To improve upon the SDGs, Lomborg et al. studied “100 potentially great policies to find the very best solutions” to global problems.This work, in turn, generated 12 efficient policies — “concrete, achievable, relatively inexpensive, and incredibly efficient” — to improve the lives of those living in the poorer half of the world.
“For about $35 billion per year, we can save 4.2 million lives annually, and we can make the poorer half of the world more than a trillion dollars [US] better off each and every year,” claims Lomborg.
Fantastic vision
Ending tuberculosis, reducing the death rate from chronic diseases, increasing agricultural yields, avoiding hunger for a hundred million people and improving learning for the poor with the concomitant increase in future incomes are just some of the good things envisioned in Best Things First. Among the other best 12 policies identified by the Copenhagen Consensus are those to address malaria (by means of “long-lasting insecticide treated net”), e-procurement (to fight corruption), land tenure security (to incentivise borrowing, investment and productivity), and other creative, cost-beneficial solutions.
Each of the 12 policies or programs is supported by an in-depth paper or report prepared by an international team of economists. All of the papers are accessible online and in Cambridge University Press’s Journal of Benefit-Cost Analysis, vol. 13, S1, 2023.
The various ideas and investments proposed are quite innovative. To take one example, education (Chapter 5): 80 percent of students, a third of a billion, are not even achieving minimal skills despite a doubling of spending in the poorer half of the world. The Copenhagen Consensus proposes two policies to increase basic reading and math proficiency at a very reasonable, small cost. “One helps students learn more effectively, while other policy helps teachers teach better.”
Notwithstanding that students are grouped by age in class, one of the best investments is to teach according to students’ learning level rather than age. Using tablet technology and software has been extensively studied and tested to allow for “a best-practice education that delivers very efficient and engaging instruction,” in native languages, allowing differential teaching or learning for students falling behind. without disrupting the progress of the rest of the class.
Practical steps
The recommendation for teacher education is “structured pedagogy.” This technique provides teachers, many of whom lack necessary education or skills, with a set of “semi-scripted lesson plans, training in how to use them and coaching them as they are used.” In Kenya, instruction is given in both Swahili and English. Each teacher gets 140 “sequential, semi-scripted lesson plans in both languages, making it easier to plan lessons and follow instructions.”
Lomborg provides a stunning table (Table 3.1 on pages 32-33) listing all 12 of these ‘best” investments with annual benefits, in lives saved and dollars, costs and, most revealing, benefit-cost ratios. All the benefit-cost ratios are positive, generously so, with benefits wildly exceeding the cost. The highest BCR is 125 for e-procurement innovations. In other words, for every dollar invested, $125 dollar in benefits results. The lowest is 18 for nutrition. Childhood immunisation generates a BCR of 101; maternal and newborn health measures show a BCR of 101. The BCR for the education proposals described above is 65. These are incredible numbers that would be the envy of most environmental regulators in the developed world.

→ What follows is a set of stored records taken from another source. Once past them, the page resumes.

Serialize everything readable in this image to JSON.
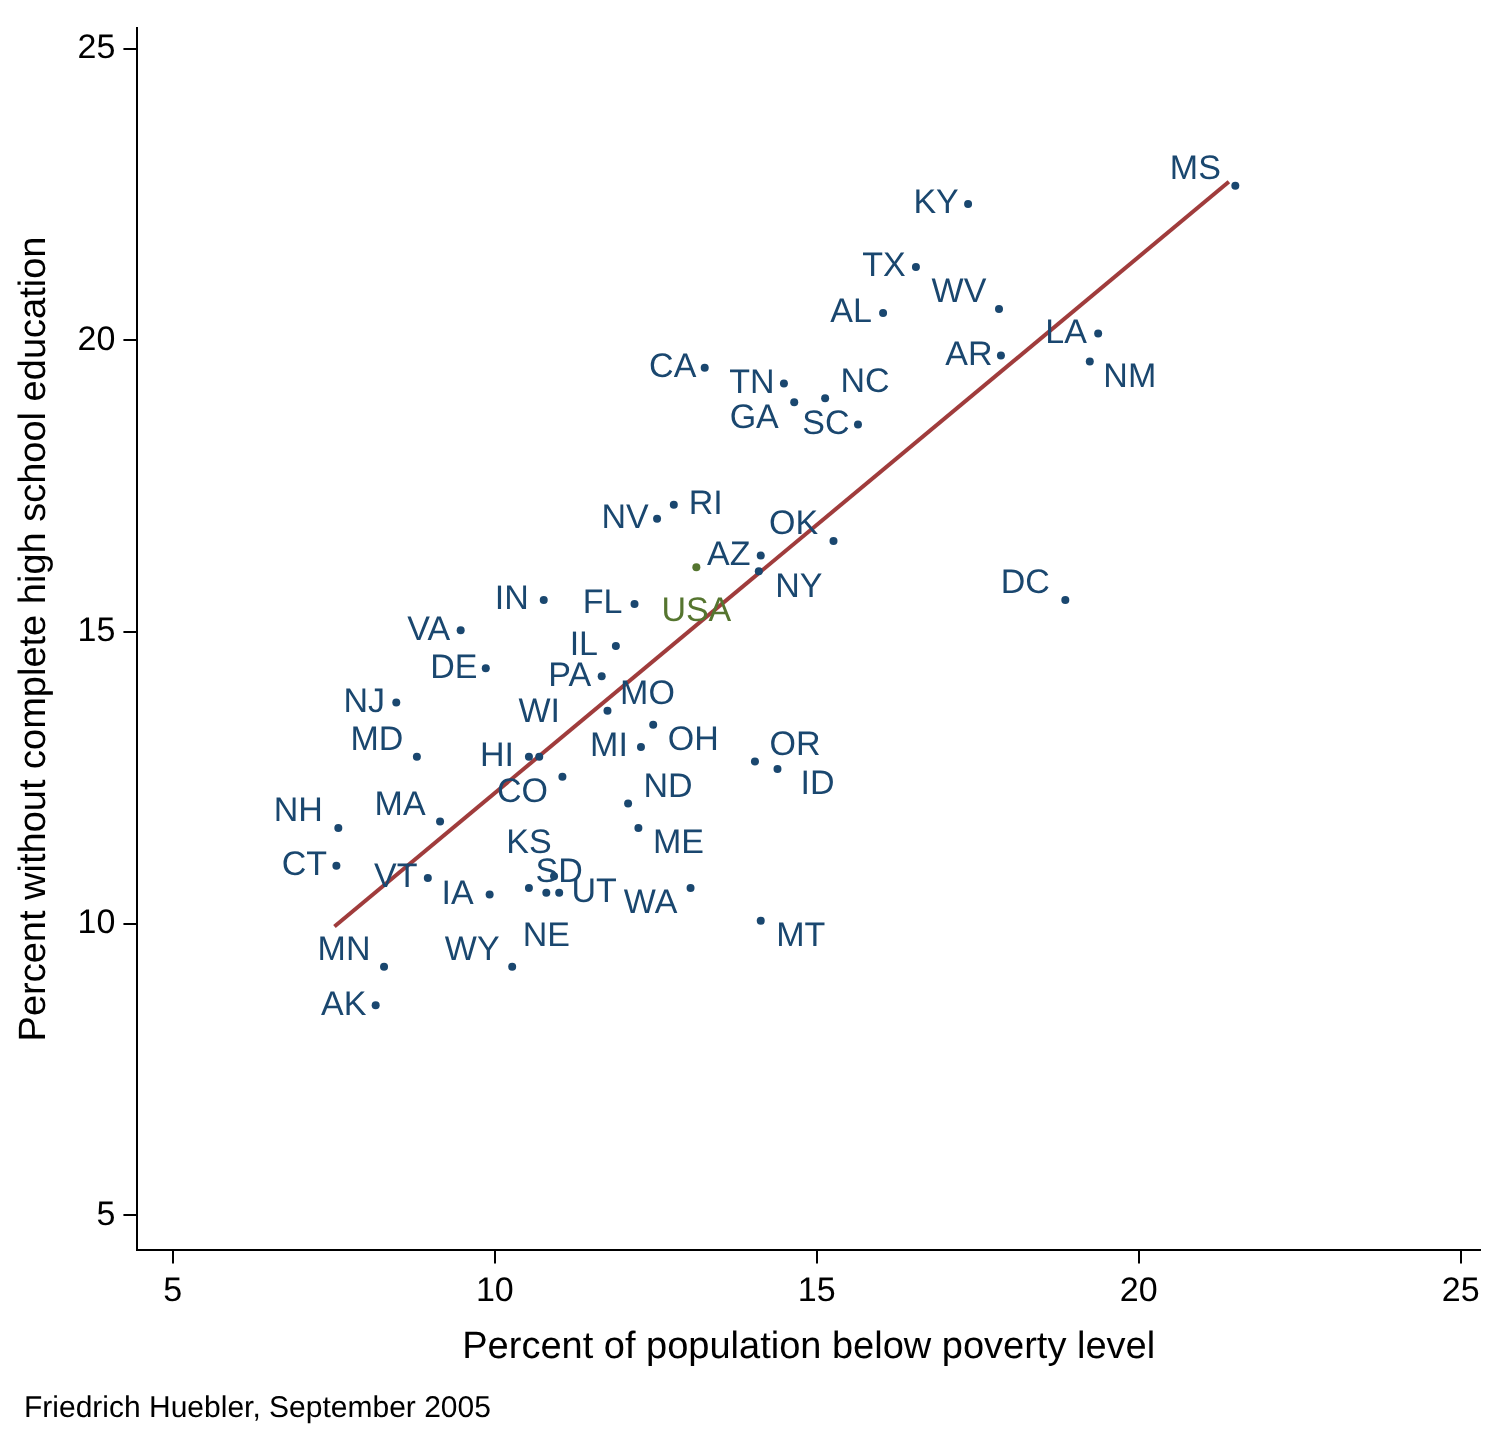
{
  "chart_data": {
    "type": "scatter",
    "xlabel": "Percent of population below poverty level",
    "ylabel": "Percent without complete high school education",
    "annotations": [
      "Friedrich Huebler, September 2005"
    ],
    "xlim": [
      4.45,
      25.3
    ],
    "xticks": [
      5,
      10,
      15,
      20,
      25
    ],
    "ylim": [
      4.41,
      25.35
    ],
    "yticks": [
      5,
      10,
      15,
      20,
      25
    ],
    "grid": false,
    "legend": false,
    "series": [
      {
        "marker": "circle",
        "color": "#1a476f",
        "x": [
          21.5,
          17.35,
          16.54,
          16.03,
          17.83,
          17.86,
          19.37,
          19.24,
          13.26,
          14.49,
          14.65,
          15.13,
          15.64,
          12.78,
          12.52,
          14.13,
          14.1,
          15.26,
          18.86,
          10.76,
          12.17,
          9.47,
          11.88,
          9.86,
          11.66,
          8.47,
          11.75,
          12.46,
          12.27,
          8.79,
          10.53,
          10.69,
          11.05,
          14.04,
          14.39,
          12.07,
          12.23,
          7.57,
          9.15,
          7.54,
          8.96,
          9.92,
          10.53,
          10.92,
          10.8,
          11.0,
          13.04,
          14.13,
          8.28,
          10.27,
          8.15
        ],
        "values": [
          22.65,
          22.34,
          21.26,
          20.47,
          20.54,
          19.74,
          20.12,
          19.64,
          19.53,
          19.26,
          18.94,
          19.01,
          18.56,
          17.18,
          16.94,
          16.31,
          16.04,
          16.56,
          15.55,
          15.55,
          15.48,
          15.03,
          14.76,
          14.38,
          14.24,
          13.79,
          13.65,
          13.41,
          13.03,
          12.86,
          12.86,
          12.86,
          12.52,
          12.78,
          12.65,
          12.06,
          11.64,
          11.64,
          11.75,
          10.99,
          10.78,
          10.5,
          10.61,
          10.81,
          10.53,
          10.53,
          10.61,
          10.05,
          9.26,
          9.26,
          8.6
        ],
        "value_labels": [
          "MS",
          "KY",
          "TX",
          "AL",
          "WV",
          "AR",
          "LA",
          "NM",
          "CA",
          "TN",
          "GA",
          "NC",
          "SC",
          "RI",
          "NV",
          "AZ",
          "NY",
          "OK",
          "DC",
          "IN",
          "FL",
          "VA",
          "IL",
          "DE",
          "PA",
          "NJ",
          "MO",
          "OH",
          "MI",
          "MD",
          "HI",
          "WI",
          "CO",
          "OR",
          "ID",
          "ND",
          "ME",
          "NH",
          "MA",
          "CT",
          "VT",
          "IA",
          "KS",
          "UT",
          "NE",
          "SD",
          "WA",
          "MT",
          "MN",
          "WY",
          "AK"
        ]
      },
      {
        "marker": "circle",
        "color": "#55752f",
        "x": [
          13.13
        ],
        "values": [
          16.11
        ],
        "value_labels": [
          "USA"
        ]
      },
      {
        "type": "line",
        "color": "#a03c3c",
        "x": [
          7.51,
          21.4
        ],
        "values": [
          9.95,
          22.72
        ],
        "line_style": "solid"
      }
    ]
  }
}
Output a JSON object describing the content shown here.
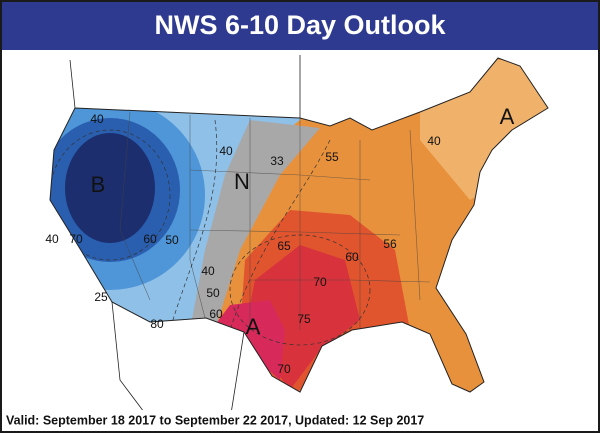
{
  "header": {
    "title": "NWS 6-10 Day Outlook"
  },
  "map": {
    "region_labels": [
      "B",
      "N",
      "A",
      "A"
    ],
    "contour_labels": [
      "40",
      "70",
      "60",
      "50",
      "40",
      "25",
      "40",
      "33",
      "55",
      "65",
      "70",
      "60",
      "56",
      "40",
      "50",
      "60",
      "75",
      "70",
      "40",
      "80"
    ]
  },
  "footer": {
    "text": "Valid: September 18 2017 to September 22 2017, Updated: 12 Sep 2017"
  }
}
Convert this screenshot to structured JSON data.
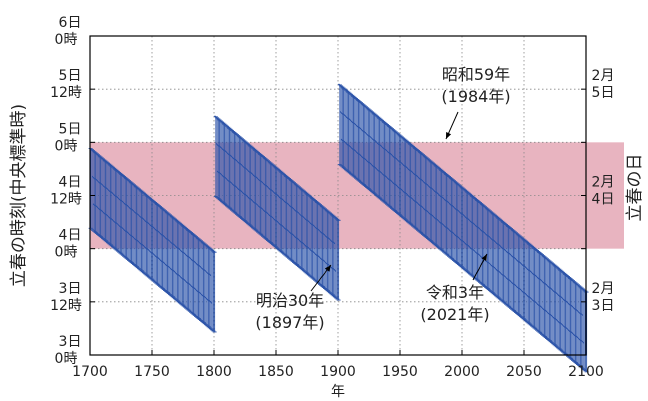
{
  "chart_data": {
    "type": "line",
    "title": "",
    "xlabel": "年",
    "ylabel": "立春の時刻(中央標準時)",
    "y2label": "立春の日",
    "xlim": [
      1700,
      2100
    ],
    "ylim_hours": [
      72,
      144
    ],
    "x_ticks": [
      1700,
      1750,
      1800,
      1850,
      1900,
      1950,
      2000,
      2050,
      2100
    ],
    "y_ticks": [
      {
        "value": 144,
        "line1": "6日",
        "line2": "0時"
      },
      {
        "value": 132,
        "line1": "5日",
        "line2": "12時"
      },
      {
        "value": 120,
        "line1": "5日",
        "line2": "0時"
      },
      {
        "value": 108,
        "line1": "4日",
        "line2": "12時"
      },
      {
        "value": 96,
        "line1": "4日",
        "line2": "0時"
      },
      {
        "value": 84,
        "line1": "3日",
        "line2": "12時"
      },
      {
        "value": 72,
        "line1": "3日",
        "line2": "0時"
      }
    ],
    "y2_labels": [
      {
        "value": 132,
        "line1": "2月",
        "line2": "5日"
      },
      {
        "value": 108,
        "line1": "2月",
        "line2": "4日"
      },
      {
        "value": 84,
        "line1": "2月",
        "line2": "3日"
      }
    ],
    "highlight_band": {
      "from": 96,
      "to": 120,
      "color": "#e8b4c0"
    },
    "grid": true,
    "series_color": "#2a52a8",
    "sawtooth_segments": [
      {
        "start_year": 1700,
        "end_year": 1800,
        "start_hi": 118.6,
        "end_hi": 95.2,
        "start_lo": 100.6,
        "end_lo": 77.2
      },
      {
        "start_year": 1800,
        "end_year": 1900,
        "start_hi": 126.0,
        "end_hi": 102.4,
        "start_lo": 108.0,
        "end_lo": 84.4
      },
      {
        "start_year": 1900,
        "end_year": 2100,
        "start_hi": 133.2,
        "end_hi": 86.2,
        "start_lo": 115.2,
        "end_lo": 68.2
      }
    ],
    "annotations": [
      {
        "line1": "昭和59年",
        "line2": "(1984年)",
        "year": 1984
      },
      {
        "line1": "明治30年",
        "line2": "(1897年)",
        "year": 1897
      },
      {
        "line1": "令和3年",
        "line2": "(2021年)",
        "year": 2021
      }
    ]
  }
}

Best Things First also provides a very helpful appendix, at least to the reader new to the discipline of benefit-cost analysis, outlining the concept and related matters such as discounting and the value of a statistical life, important elements of the calculation made by economists.
Each of the 12 policies proposed is discussed in a single chapter offering much more detail than this review can describe. The economists are identified along with their paper and the place to access it. Best Things First presents to the reader and the global community a well-researched, thoughtful menu of programs to improve the condition of humanity at a cost that is reasonable and, thus, more likely to be adopted and implemented successfully.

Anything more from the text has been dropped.